Unless the left doubles down on its positive climate vision, the military establishment will continue to use the emerging environmental cataclysm to grow its position as the indispensable frontline actor in the U.S.’s overall climate response.
The $738 billion 2020 National Defense Authorization Act is among the growing body of defense literature that accounts for the realities of climate change. Perversely, however, the military endorses a neutered vision of climate change, primarily as a means of soliciting additional funding, either to increase the military’s core wartime functions in anticipation of the fact that climate change will increasingly become a driver of conflict, or to mitigate the effects of climate change at defense installations. (To this end, the NDAA includes $420 million in disaster relief for Offutt Air Force Base in Nebraska due to damage caused by a “500-year flood.”) Congress also appropriated $1.8 billion for repairs to military sites damaged by natural disaster.
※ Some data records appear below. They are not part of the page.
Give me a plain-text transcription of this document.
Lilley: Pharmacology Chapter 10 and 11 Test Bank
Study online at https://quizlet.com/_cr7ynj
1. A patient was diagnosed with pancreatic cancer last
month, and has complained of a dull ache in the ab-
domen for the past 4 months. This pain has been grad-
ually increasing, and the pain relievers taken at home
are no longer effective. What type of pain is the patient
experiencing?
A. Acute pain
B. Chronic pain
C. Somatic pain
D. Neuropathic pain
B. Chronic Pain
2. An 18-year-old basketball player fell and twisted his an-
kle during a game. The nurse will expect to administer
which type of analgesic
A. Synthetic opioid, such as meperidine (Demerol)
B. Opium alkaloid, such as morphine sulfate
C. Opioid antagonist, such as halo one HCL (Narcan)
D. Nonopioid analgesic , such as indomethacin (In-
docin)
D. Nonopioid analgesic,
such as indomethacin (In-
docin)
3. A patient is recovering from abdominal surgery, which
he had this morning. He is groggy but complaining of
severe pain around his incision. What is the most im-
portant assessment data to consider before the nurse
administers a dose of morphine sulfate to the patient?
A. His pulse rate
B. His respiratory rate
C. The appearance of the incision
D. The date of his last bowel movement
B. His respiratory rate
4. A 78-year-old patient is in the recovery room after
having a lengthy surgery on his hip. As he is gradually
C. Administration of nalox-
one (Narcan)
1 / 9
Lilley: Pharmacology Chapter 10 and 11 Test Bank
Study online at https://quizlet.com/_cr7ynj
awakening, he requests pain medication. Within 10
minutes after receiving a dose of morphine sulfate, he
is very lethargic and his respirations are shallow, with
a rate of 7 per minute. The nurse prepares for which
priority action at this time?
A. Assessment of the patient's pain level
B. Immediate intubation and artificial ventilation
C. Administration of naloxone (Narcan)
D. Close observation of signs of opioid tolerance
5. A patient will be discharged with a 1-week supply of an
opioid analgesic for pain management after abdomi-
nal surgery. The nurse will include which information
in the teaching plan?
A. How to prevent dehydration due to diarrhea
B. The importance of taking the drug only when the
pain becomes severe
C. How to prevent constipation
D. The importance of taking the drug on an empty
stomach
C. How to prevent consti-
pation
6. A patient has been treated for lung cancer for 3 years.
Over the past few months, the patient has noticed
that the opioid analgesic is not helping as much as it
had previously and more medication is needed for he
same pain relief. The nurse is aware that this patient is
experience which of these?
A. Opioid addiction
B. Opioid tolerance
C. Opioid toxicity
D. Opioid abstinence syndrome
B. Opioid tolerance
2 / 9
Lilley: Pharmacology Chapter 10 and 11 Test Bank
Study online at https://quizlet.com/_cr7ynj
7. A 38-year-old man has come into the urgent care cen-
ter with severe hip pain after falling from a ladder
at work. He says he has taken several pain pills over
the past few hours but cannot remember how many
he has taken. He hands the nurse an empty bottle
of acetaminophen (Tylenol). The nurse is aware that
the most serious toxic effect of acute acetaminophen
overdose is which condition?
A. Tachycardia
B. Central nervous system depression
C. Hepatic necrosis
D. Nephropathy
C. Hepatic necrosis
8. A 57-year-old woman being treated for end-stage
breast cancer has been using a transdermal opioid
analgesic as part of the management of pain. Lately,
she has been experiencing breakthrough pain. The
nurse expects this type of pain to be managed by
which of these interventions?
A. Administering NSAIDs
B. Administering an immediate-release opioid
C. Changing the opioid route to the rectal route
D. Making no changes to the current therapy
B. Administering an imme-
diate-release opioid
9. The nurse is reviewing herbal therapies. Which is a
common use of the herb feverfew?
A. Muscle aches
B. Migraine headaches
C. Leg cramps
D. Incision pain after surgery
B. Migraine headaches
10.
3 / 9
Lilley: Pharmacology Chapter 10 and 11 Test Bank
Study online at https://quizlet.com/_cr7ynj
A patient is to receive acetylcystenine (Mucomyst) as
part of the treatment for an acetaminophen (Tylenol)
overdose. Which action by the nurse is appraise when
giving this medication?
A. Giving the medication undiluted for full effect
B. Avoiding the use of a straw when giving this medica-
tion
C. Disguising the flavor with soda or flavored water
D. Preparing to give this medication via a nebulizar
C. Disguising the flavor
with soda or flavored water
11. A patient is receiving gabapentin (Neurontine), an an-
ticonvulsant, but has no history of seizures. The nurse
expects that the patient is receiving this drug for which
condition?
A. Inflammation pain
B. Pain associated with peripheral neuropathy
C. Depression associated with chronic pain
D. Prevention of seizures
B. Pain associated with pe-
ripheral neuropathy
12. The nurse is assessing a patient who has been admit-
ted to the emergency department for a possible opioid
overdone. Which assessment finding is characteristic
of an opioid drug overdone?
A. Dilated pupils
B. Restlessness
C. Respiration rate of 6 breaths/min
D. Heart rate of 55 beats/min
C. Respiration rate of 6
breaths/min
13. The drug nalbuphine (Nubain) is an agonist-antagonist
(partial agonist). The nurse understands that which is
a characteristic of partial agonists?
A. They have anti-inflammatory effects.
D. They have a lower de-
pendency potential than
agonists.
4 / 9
Although precise figures are difficult to establish, the U.S. military may already represent the largest single recipient of appropriations made to combat climate change. There is a certain irony in this, given that the U.S. military, as a whole, is the world’s single largest polluter.
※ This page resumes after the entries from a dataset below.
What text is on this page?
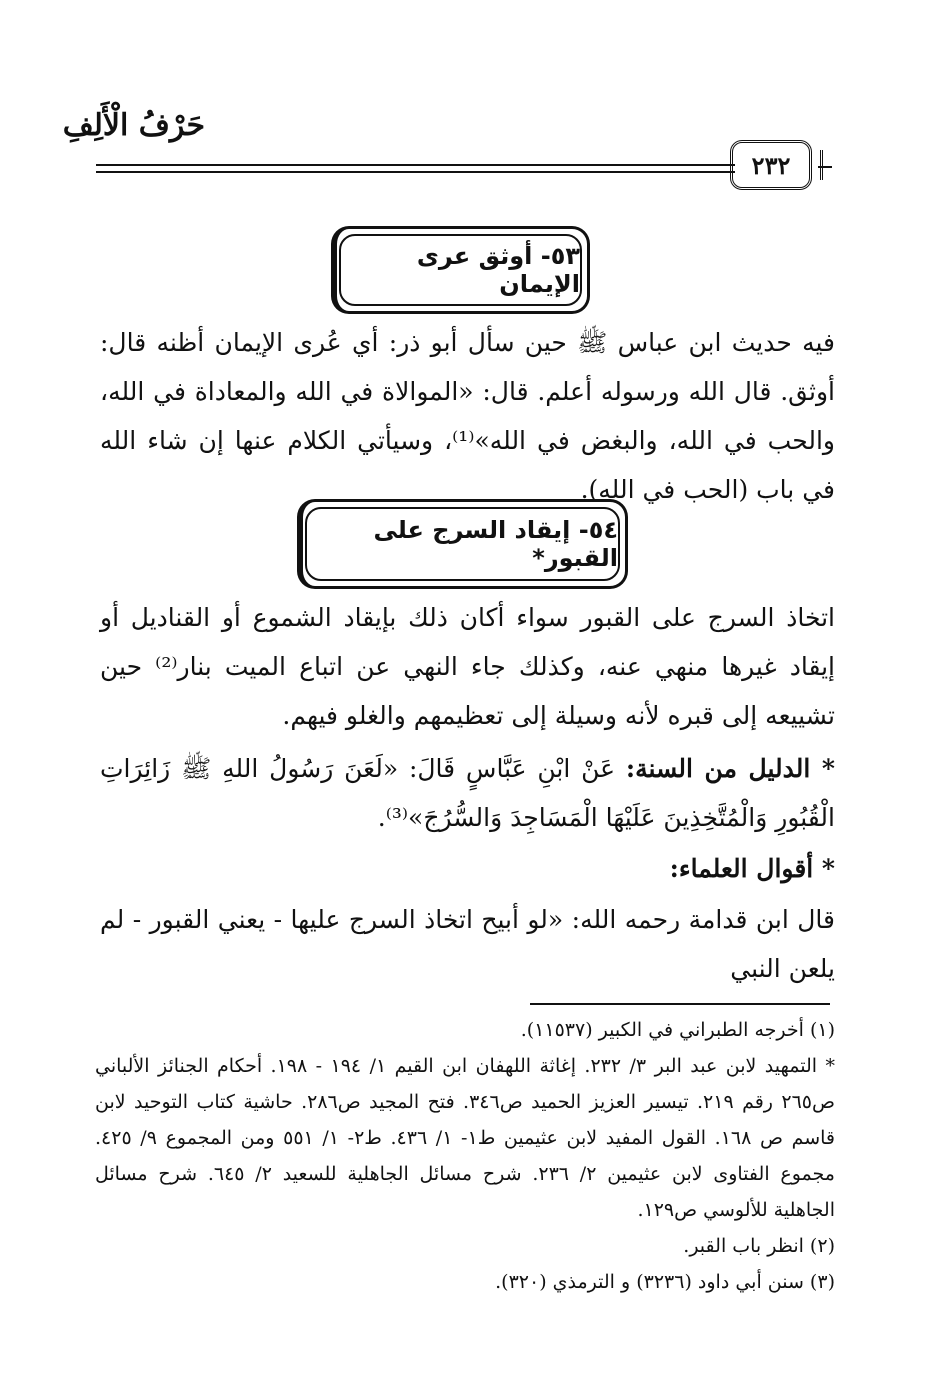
حَرْفُ الْأَلِفِ
٢٣٢
٥٣- أوثق عرى الإيمان

فيه حديث ابن عباس ﷺ حين سأل أبو ذر: أي عُرى الإيمان أظنه قال: أوثق. قال الله ورسوله أعلم. قال: «الموالاة في الله والمعاداة في الله، والحب في الله، والبغض في الله»⁽¹⁾، وسيأتي الكلام عنها إن شاء الله في باب (الحب في الله).

٥٤- إيقاد السرج على القبور*

اتخاذ السرج على القبور سواء أكان ذلك بإيقاد الشموع أو القناديل أو إيقاد غيرها منهي عنه، وكذلك جاء النهي عن اتباع الميت بنار⁽²⁾ حين تشييعه إلى قبره لأنه وسيلة إلى تعظيمهم والغلو فيهم.

* الدليل من السنة: عَنْ ابْنِ عَبَّاسٍ قَالَ: «لَعَنَ رَسُولُ اللهِ ﷺ زَائِرَاتِ الْقُبُورِ وَالْمُتَّخِذِينَ عَلَيْهَا الْمَسَاجِدَ وَالسُّرُجَ»⁽³⁾.

* أقوال العلماء:

قال ابن قدامة رحمه الله: «لو أبيح اتخاذ السرج عليها - يعني القبور - لم يلعن النبي

(١) أخرجه الطبراني في الكبير (١١٥٣٧).

* التمهيد لابن عبد البر ٣/ ٢٣٢. إغاثة اللهفان ابن القيم ١/ ١٩٤ - ١٩٨. أحكام الجنائز الألباني ص٢٦٥ رقم ٢١٩. تيسير العزيز الحميد ص٣٤٦. فتح المجيد ص٢٨٦. حاشية كتاب التوحيد لابن قاسم ص ١٦٨. القول المفيد لابن عثيمين ط١- ١/ ٤٣٦. ط٢- ١/ ٥٥١ ومن المجموع ٩/ ٤٢٥. مجموع الفتاوى لابن عثيمين ٢/ ٢٣٦. شرح مسائل الجاهلية للسعيد ٢/ ٦٤٥. شرح مسائل الجاهلية للألوسي ص١٢٩.

(٢) انظر باب القبر.

(٣) سنن أبي داود (٣٢٣٦) و الترمذي (٣٢٠).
The reality, of course, is that a Green New Deal — like all signature policy priorities of the left — cannot be realized without tapping a peace dividend. It is now becoming apparent, however, that the left will not only be forced to fight the military over funding on a holistic basis, but also for the appropriations that are available for explicitly climate-forward policies.
Among the greatest shortfalls of spending in this way is that it distracts from root-and-branch solutions by focusing on expensive mitigations. If nothing else, events such as the wildfires ravaging Australia demand a reckoning with the increasingly apparent truth that consequence-based responses and half-measure environmental clauses embedded in multilateral trade deals will not solve the climate crisis. The challenges we face are structural, and they require structural reforms that will lessen the actual impact of climate change and mitigate the effects of changes that can’t be averted.
For the left, the necessary links between security policy and climate change presents an opportunity to emphasize the urgency of a holistic policy portfolio that benefits the working class in the U.S. and abroad.